The return of the issue is believed to have resulted in damages amounting to hundreds of millions of dollars for the agricultural sector in the region. Local authorities have shown appreciation that certain farmers are able to get back to work.

“Farming is crucial for Kings County, serving as the primary source of livelihood. This industry accounts for a quarter of all jobs in the county, making it one of our top commodities,” stated Ferrier.

However, we can expect to hear about Tulare Lake again in the future. According to Jay Lund, a professor at University of California, Davis, the effects of the climate crisis on wet and dry conditions in California will bring the lake back during wetter years. He shared this in a written statement last year.

Underhill stated that keeping the lake intact could have advantages such as replenishing the declining groundwater and enhancing the local wildlife. The water source for the lake, situated mainly on land owned by the agricultural corporation JG Boswell Company, has been greatly reduced, resulting in the land sinking in the surrounding region.

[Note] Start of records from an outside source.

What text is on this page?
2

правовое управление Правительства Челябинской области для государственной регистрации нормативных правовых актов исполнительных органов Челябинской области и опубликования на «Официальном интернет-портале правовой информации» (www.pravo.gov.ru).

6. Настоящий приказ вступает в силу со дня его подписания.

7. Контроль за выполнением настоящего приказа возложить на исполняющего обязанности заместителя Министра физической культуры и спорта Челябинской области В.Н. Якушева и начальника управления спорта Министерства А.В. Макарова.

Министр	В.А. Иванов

According to Underhill, any efforts to alter this area into something other than a dried-up lake will eventually be challenged by the forces of floodwater. It is in our best interest to leave it as it is, as the water is clearly meant to flow there and will continue to do so.

She mentioned that the lake is the inherent condition of this region.

The ecosystem was abundant and full of life. This shows how the birds and fish eagerly anticipate the lake’s reappearance. As soon as it returns, they are prepared to join in and thrive in the environment.